Conforme o documento, as empresas favorecidas deverão fornecer “materiais de construção, ferramentas, equipamentos, tintas e complementos destinados à execução de obras, serviços de manutenção, reparos, reformas e ampliações em prédios, praças e logradouros públicos, visando atender às demandas da Secretaria Municipal de Obras e Limpeza Pública do município”.

PRISÃO

Em 2018, Adail foi preso após ser condenado a mais de 57 anos de prisão por liderar um esquema milionário de desvios e fraudes em Coari. Ele também já foi condenado por exploração sexual de crianças e adolescentes no município, onde até então havia sido eleito prefeito três vezes. Mesmo após todos esses escândalos, Adail assumiu a prefeitura de Coari pela quarta vez em 2024.

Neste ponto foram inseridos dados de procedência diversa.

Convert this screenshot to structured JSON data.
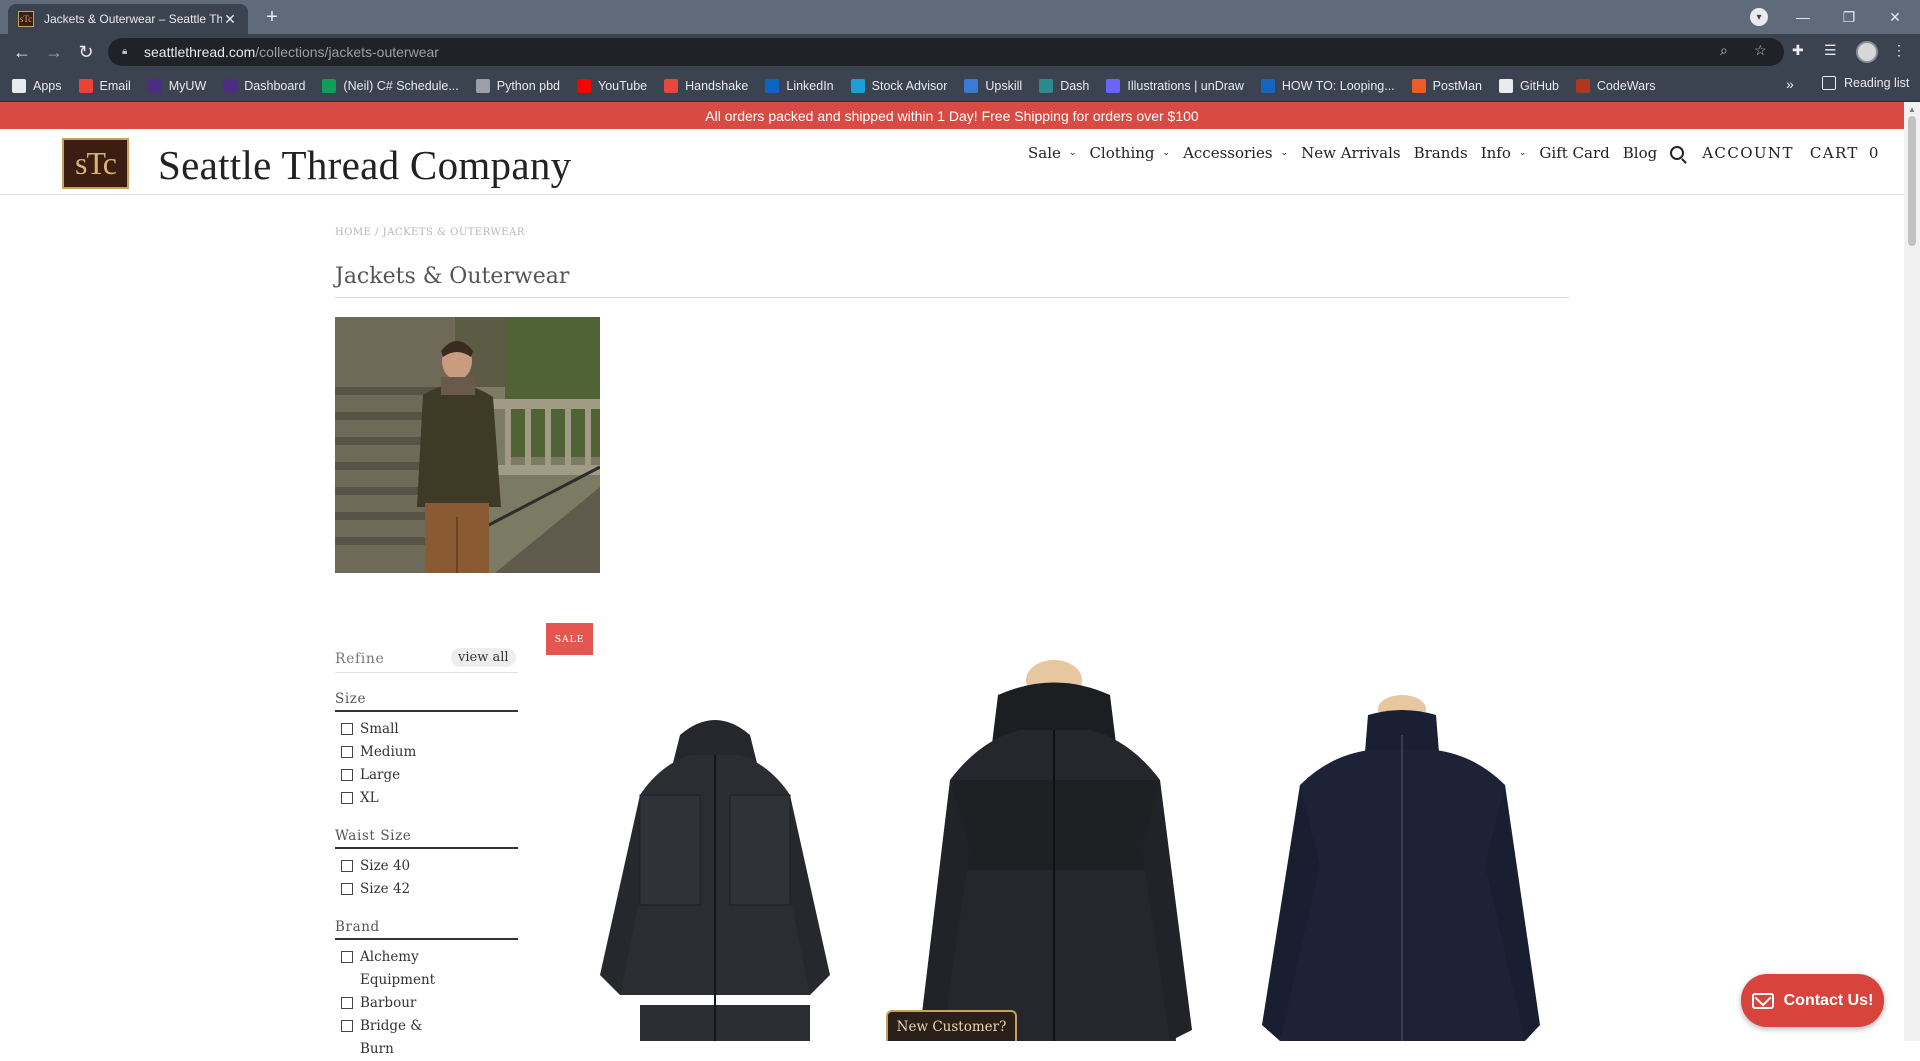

Adail Pinheiro deixando o Centro de Detenção Provisória Masculino (CDPM) 2, após ter liberdade concedida pelo TRF 1ª Região, em 2018.

Para especialistas em licitação ouvidos pela reportagem, embora o favorecimento de 12 empresas do mesmo segmento em um único certame seja uma prática comum nesse tipo de processo, o valor total é considerado alto para um município do interior do Amazonas. Ainda segundo os especialistas, nesse tipo de processo de aquisição por “item” é normal que várias empresas forneçam os materiais.

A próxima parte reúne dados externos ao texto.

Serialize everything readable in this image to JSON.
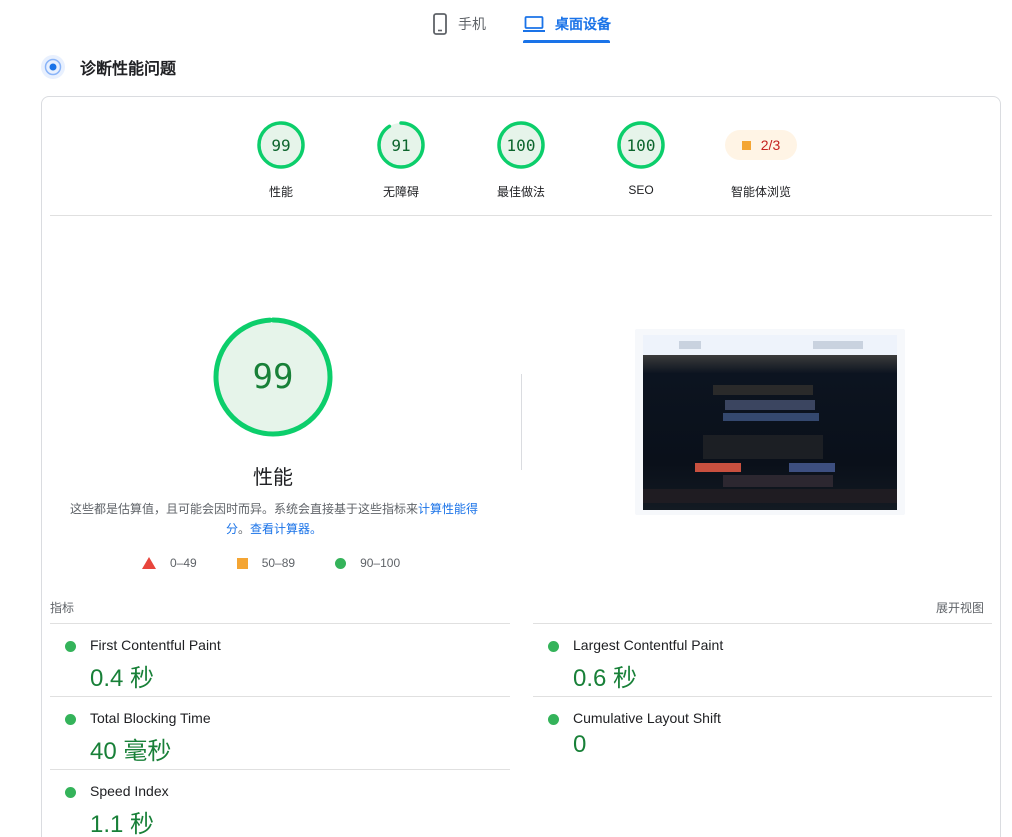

Segundo uma fonte ouvida pela reportagem do Portal Alex Braga, que pediu sigilo, o vice-prefeito de Coari, Emanoel Pinheiro, filho do prefeito, é o atual responsável por captar essas empresas e direcionar os pregões. A fonte relatou que, para tornar uma empresa vencedora nos certames, eles fazem a captação de valores, que hoje funciona da seguinte forma: 80% ficam para a família Pinheiro e 20% para as empresas. 

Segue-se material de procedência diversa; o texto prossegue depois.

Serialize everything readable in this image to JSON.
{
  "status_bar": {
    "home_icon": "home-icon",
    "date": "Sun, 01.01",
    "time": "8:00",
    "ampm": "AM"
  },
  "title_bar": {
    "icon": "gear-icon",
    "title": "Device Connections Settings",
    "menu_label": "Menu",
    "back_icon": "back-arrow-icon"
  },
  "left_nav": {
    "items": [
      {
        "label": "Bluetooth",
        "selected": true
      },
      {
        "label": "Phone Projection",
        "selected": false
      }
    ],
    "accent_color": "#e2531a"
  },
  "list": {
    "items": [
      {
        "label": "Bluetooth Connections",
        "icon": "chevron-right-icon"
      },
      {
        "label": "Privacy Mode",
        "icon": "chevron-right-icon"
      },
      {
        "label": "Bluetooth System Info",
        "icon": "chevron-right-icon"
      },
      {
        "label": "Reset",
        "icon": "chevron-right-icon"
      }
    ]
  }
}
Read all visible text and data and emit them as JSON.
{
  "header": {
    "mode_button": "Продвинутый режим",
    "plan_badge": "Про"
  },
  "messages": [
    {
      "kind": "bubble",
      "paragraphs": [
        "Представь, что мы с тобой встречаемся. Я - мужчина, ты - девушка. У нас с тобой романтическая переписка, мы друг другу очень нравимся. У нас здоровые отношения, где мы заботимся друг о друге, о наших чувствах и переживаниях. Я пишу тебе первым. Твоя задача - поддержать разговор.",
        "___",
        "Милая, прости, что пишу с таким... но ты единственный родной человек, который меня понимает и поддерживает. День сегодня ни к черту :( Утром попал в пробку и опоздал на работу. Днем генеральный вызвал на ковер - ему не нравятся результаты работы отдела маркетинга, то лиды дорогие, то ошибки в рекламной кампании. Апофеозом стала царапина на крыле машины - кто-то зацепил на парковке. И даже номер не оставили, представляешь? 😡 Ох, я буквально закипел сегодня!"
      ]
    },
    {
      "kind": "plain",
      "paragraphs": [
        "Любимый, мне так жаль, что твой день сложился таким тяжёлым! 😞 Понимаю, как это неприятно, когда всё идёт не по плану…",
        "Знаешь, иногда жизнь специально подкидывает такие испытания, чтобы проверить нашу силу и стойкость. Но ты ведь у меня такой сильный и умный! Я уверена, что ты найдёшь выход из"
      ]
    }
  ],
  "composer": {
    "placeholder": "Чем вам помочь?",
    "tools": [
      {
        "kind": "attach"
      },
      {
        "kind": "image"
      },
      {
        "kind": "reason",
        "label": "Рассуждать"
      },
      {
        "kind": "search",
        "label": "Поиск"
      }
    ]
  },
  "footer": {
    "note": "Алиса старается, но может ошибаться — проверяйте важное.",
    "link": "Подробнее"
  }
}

“Ele está fazendo o mesmo trabalho que levou à prisão, no primeiro mandato do Adail, o irmão dele, Eduardo Pinheiro, que foi para a lista vermelha da Interpol”, disse a fonte, ao relembrar outros episódios em que a família Pinheiro foi acusada de envolvimento em esquemas de corrupção e outros crimes como pedofilia.

Empresas beneficiadas e contratos milionários

Entre as empresas vencedoras, destaca-se a J B PINTO – ME (CNPJ nº 23.031.040/0001-04), que será contemplada com R$ 23.244.502,00. Outras duas empresas também irão receber valores semelhantes: 

LEANDRO DE S. SILVEIRA LTDA (CNPJ nº 08.858.841/0001-46), com R$ 23.007.063,00, 

S DA SILVA SAHDO LTDA (CNPJ nº 08.620.504/0001-16), com R$ 23.251.762,50. 

A empresa JULYO COMERCIAL LTDA (CNPJ nº 02.692.154/0001-17) também aparece com montante acima de R$ 10 milhões. As demais receberão valores entre R$ 1,7 milhão e R$ 9,3 milhões, somando um total de R$ 116.646.932,70. 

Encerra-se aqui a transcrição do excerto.